A progressive group led by Hillary Clinton’s 2016 campaign attorney lost its bid to force New Hampshire to count mail-in ballots that came in a week after Election Day.
On Friday, Hillsborough County Superior Court Judge William Delker rejected nearly all of the claims in a lawsuit backed by the organization Democracy Docket.
The suit challenged the state’s refusal to prepay the postage on absentee ballots; the requirement that ballot drop boxes must be “staffed by a properly trained election official,” and that mail-in ballots must be received by 5 p.m. on Election Day.
“The burdens the plaintiffs complain of here are not the result of state action, but rather stem from health concerns due to the pandemic,” Judge Delker said in his ruling. “The State of New Hampshire has not created new impediments to voting.”
Secretary of State Bill Gardner’s office released a statement after the ruling came down.
“Today’s Superior Court order denied virtually all of the plaintiffs’ claims and upheld New Hampshire’s voting laws,” Gardner said. “The Court did order the Secretary of State to develop a process to accept requests for absentee voter registration forms. In fact, the Secretary of State’s Office already accepts requests for absentee voter registration forms and provides those forms to applicants when requested.”
It was the second setback of the day for the D.C.-based group founded by Democratic attorney Marc Elias. A federal appeals court on Friday overturned a lower-court ruling in favor of a Democracy Docket-backed lawsuit in Georgia.

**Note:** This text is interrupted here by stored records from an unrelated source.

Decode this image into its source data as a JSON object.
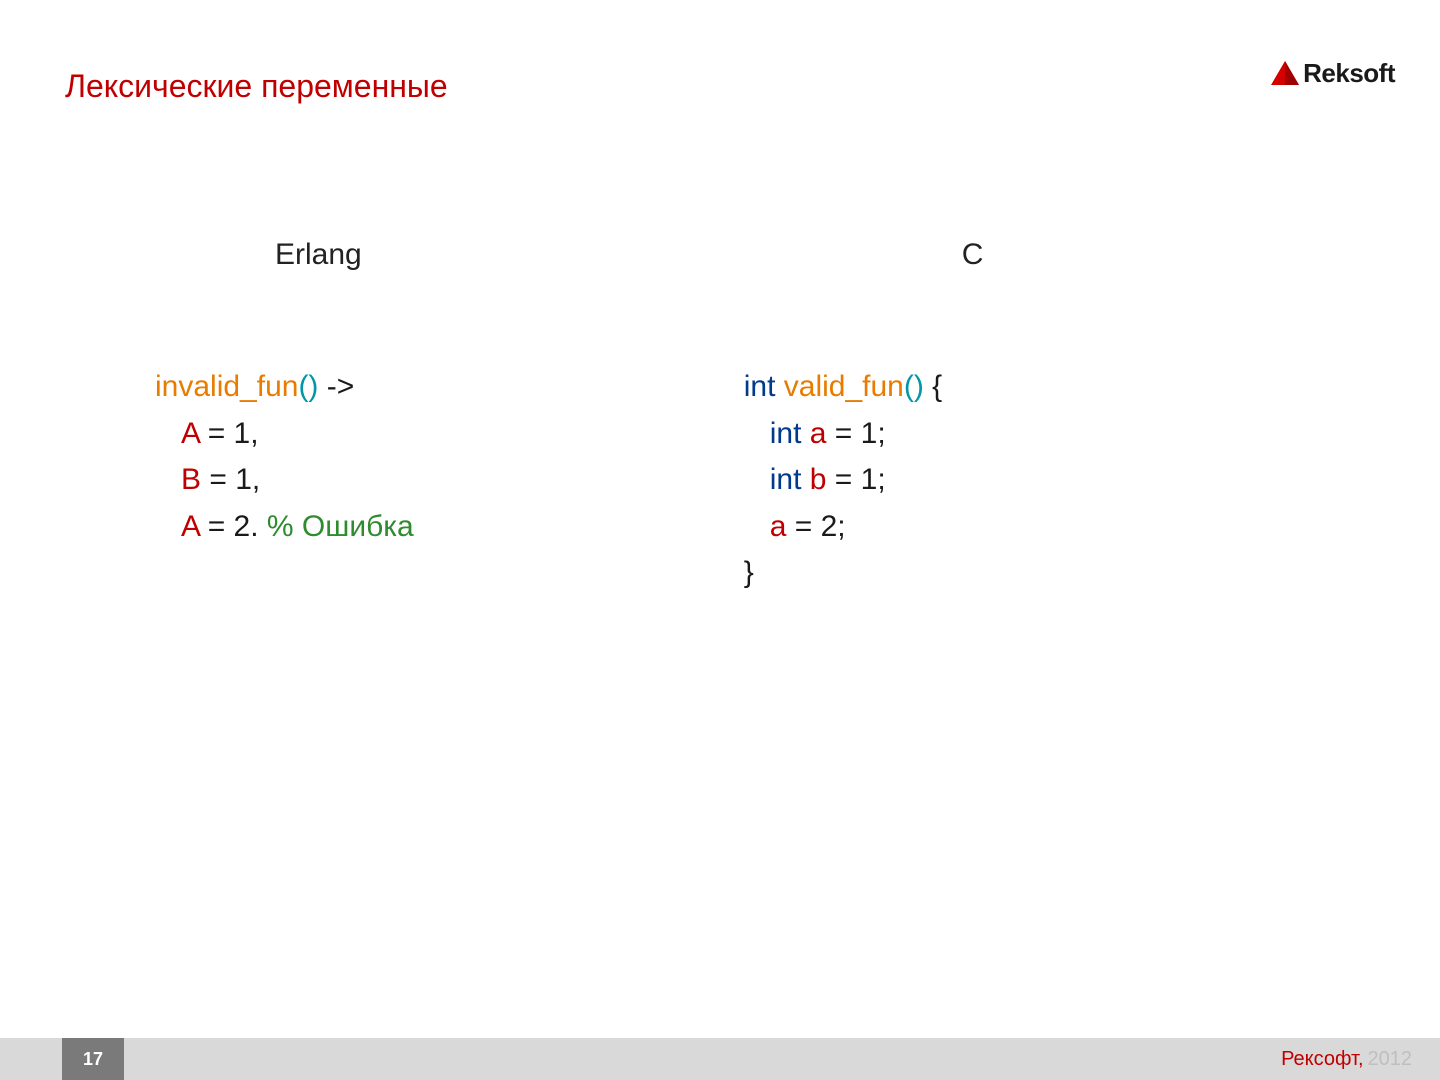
{
  "title": "Лексические переменные",
  "logo": {
    "brand": "Reksoft"
  },
  "columns": {
    "left": {
      "header": "Erlang",
      "code": {
        "l1_fn": "invalid_fun",
        "l1_paren": "()",
        "l1_arrow": " ->",
        "l2_var": "A",
        "l2_rest": " = 1,",
        "l3_var": "B",
        "l3_rest": " = 1,",
        "l4_var": "A",
        "l4_eq": " = 2. ",
        "l4_comment": "% Ошибка"
      }
    },
    "right": {
      "header": "C",
      "code": {
        "l1_type": "int",
        "l1_space": " ",
        "l1_fn": "valid_fun",
        "l1_paren": "()",
        "l1_brace": " {",
        "l2_type": "int",
        "l2_space": " ",
        "l2_var": "a",
        "l2_rest": " = 1;",
        "l3_type": "int",
        "l3_space": " ",
        "l3_var": "b",
        "l3_rest": " = 1;",
        "l4_var": "a",
        "l4_rest": " = 2;",
        "l5_brace": "}"
      }
    }
  },
  "footer": {
    "page": "17",
    "company": "Рексофт,",
    "year": "2012"
  }
}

That ruling would have forced the state to count late ballots received by the Friday after the election.
Elias is best known for serving as the attorney for Clinton’s 2016 POTUS bid, during which time his law firm hired the opposition research firm Fusion GPS to gather the information that appeared in the now-discredited Steele dossier used to launch the debunked Russia collusion story in 2016.
In New Hampshire, Elias’ group was suing to require the Granite State to count ballots that didn’t come in until five business days after the voting ended. Under this plan, ballots not received by the town or city until the Tuesday after the election — a week later — would have to be included in the final tally.
“Voters have ample time to request, complete, and return their registrations and/or ballots prior to the election,” Judge Delker rules, quoting a 1973 ruling: “If their plight can be characterized as disenfranchisement at all, it was not caused by [the challenged state law], but by their own failure to take timely steps to effect their enrollment.”
“New Hampshire doesn’t have two Election Days, we have one,” Secretary of State Bill Gardner told NHJournal the day of the hearing. “You can’t show up at the polls on the next day and vote. We have deadlines. They’re in our state’s constitution.”
The Republican National Committee and NHGOP sided with New Hampshire in this case. GOP Chairwoman Ronna McDaniel celebrated the outcome on Twitter.
“More wins for the RNC in our fight to uphold voter integrity! Today, a New Hampshire court rejected all of Marc Elias’ substantive claims in Democrat lawsuit challenging ballot receipt deadline and the state’s ban on ballot harvesting.”